Okay, let me see if I understand:

 - The main user of this information would be the archive infrastructure;
 - The idea is to confirm that for each submitted binary package, the
   corresponding source is available;
 - For each binary package, this field identifies the corresponding
   source.

Okay, makes sense.  This is not convoluted at all, and I think the
control file would be the right place for it.

But especially because of this point:

> However, often people will repeatedly test build their uncommited
> changes, then when they are happy commit and upload the package that was
> already built. In order that we can not be fooled by this we would want
> the dirty flag.
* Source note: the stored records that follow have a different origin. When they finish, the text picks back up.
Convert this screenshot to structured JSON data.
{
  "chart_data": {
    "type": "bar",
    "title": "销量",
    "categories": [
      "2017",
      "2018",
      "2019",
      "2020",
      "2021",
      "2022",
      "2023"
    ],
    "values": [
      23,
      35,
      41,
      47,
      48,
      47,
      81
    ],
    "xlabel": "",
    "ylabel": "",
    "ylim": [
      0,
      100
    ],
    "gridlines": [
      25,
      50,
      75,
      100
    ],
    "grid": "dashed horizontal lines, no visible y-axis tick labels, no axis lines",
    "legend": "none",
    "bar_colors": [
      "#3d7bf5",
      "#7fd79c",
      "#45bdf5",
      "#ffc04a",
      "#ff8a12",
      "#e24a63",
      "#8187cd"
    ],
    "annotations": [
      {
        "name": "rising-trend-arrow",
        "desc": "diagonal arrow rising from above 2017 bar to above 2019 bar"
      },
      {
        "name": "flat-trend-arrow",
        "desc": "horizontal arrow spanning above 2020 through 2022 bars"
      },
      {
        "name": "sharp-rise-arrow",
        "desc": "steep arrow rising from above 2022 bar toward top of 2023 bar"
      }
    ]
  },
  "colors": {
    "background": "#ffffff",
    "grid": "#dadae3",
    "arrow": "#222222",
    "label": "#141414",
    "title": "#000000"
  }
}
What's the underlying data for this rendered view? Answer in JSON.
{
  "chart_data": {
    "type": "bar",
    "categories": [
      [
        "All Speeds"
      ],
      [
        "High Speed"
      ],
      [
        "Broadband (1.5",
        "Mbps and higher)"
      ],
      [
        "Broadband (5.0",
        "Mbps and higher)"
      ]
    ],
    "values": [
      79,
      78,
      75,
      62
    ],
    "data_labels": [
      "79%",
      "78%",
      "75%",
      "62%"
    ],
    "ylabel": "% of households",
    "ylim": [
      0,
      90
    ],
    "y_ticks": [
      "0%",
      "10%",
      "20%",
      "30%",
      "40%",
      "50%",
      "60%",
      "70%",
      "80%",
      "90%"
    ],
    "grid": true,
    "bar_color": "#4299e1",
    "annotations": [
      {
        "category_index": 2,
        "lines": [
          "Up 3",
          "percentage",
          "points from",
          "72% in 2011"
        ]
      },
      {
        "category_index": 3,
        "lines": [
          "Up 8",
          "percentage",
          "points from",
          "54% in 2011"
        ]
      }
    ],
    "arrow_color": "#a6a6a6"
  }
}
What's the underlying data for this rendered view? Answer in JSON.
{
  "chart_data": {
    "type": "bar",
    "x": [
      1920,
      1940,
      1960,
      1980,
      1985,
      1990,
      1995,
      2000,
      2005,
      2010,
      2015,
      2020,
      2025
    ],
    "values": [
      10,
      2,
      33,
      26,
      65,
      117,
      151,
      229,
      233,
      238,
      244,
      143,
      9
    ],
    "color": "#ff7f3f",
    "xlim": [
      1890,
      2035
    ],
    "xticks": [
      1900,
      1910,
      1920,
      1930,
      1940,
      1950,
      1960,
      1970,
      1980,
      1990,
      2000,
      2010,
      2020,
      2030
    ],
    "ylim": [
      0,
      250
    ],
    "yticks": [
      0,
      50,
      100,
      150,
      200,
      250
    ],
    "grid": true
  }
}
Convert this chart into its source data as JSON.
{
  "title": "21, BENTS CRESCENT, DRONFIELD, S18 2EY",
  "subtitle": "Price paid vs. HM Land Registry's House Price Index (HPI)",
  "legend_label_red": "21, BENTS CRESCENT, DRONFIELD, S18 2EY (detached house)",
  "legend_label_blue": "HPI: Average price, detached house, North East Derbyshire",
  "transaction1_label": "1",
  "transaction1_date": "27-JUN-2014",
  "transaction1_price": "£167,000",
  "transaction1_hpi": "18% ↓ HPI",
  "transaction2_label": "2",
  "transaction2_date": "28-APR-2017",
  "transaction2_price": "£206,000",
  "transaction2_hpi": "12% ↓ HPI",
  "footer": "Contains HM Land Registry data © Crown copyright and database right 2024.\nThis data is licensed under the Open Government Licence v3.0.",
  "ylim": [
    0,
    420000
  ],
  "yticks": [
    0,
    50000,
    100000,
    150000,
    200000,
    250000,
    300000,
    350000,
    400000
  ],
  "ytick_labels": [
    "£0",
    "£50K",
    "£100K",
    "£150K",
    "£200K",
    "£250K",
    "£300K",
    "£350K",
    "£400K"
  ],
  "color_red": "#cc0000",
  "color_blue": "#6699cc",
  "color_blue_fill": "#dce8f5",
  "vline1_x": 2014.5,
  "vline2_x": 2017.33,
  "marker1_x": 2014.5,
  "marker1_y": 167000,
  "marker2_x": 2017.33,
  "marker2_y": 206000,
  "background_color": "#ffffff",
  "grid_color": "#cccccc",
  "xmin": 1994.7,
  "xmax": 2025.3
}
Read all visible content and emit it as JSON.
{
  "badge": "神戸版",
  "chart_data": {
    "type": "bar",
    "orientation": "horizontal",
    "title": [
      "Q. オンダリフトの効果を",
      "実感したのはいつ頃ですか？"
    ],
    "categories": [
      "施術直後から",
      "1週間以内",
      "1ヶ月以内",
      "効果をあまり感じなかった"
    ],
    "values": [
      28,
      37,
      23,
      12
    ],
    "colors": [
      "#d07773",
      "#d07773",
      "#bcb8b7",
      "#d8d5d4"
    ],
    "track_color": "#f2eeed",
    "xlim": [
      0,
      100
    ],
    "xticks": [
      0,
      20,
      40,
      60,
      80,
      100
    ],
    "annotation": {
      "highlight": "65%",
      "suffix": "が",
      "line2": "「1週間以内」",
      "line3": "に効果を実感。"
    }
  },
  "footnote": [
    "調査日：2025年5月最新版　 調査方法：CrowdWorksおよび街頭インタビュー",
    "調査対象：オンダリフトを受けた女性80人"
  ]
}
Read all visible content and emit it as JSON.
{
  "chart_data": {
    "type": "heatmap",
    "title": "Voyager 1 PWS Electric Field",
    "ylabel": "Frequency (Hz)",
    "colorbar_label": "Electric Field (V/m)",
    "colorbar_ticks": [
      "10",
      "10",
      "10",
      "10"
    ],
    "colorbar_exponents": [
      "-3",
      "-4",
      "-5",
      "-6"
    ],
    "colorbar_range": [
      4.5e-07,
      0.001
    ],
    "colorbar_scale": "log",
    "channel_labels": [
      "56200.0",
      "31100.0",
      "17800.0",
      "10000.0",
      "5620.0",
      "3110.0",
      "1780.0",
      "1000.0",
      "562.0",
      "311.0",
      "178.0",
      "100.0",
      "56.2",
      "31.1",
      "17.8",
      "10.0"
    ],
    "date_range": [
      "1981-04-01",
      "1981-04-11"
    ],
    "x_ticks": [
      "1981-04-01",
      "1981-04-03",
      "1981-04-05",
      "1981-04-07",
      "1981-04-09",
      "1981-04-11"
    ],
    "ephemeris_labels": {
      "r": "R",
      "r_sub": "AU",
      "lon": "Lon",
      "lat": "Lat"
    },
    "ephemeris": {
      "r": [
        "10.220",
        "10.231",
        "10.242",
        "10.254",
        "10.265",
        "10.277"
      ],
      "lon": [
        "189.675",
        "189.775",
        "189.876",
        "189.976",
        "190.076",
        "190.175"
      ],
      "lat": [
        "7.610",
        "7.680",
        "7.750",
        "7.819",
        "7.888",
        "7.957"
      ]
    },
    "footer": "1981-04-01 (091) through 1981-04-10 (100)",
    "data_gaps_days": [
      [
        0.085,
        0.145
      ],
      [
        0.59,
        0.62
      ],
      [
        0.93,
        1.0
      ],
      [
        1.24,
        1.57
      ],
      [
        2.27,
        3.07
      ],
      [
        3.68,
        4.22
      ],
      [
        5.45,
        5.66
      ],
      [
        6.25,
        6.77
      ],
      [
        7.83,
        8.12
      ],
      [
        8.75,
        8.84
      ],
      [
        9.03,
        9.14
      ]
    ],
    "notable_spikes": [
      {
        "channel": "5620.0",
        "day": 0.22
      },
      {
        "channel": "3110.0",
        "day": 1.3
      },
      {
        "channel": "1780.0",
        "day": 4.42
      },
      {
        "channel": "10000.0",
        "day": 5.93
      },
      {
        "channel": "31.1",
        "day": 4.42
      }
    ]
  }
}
In order to notice that the revision that was pushed
> differs to what was built but has the same contents then we want the
> hash.

What you are describing does not have as much to do with the Vcs-foo
repository as I was imagining.  What you need is a hash of the source
tree used to build the package; the history is not at all relevant,
and in fact you would want to ignore it.  The main thing this has to
do with version control systems is that each one has its own format
for the hash of a file system tree, I guess.

With some existing packages, the full source in the form that gets
uploaded is not actually in the source repository at all.  For
example, in a package I maintain, to build from a checkout you have to
run debian/autogen.sh first to generate a debian/changelog.upstream
file from the version control log.

To work with archive infrastructure of the kind you describe, I would
have to change my ways and check in the generated files, I guess.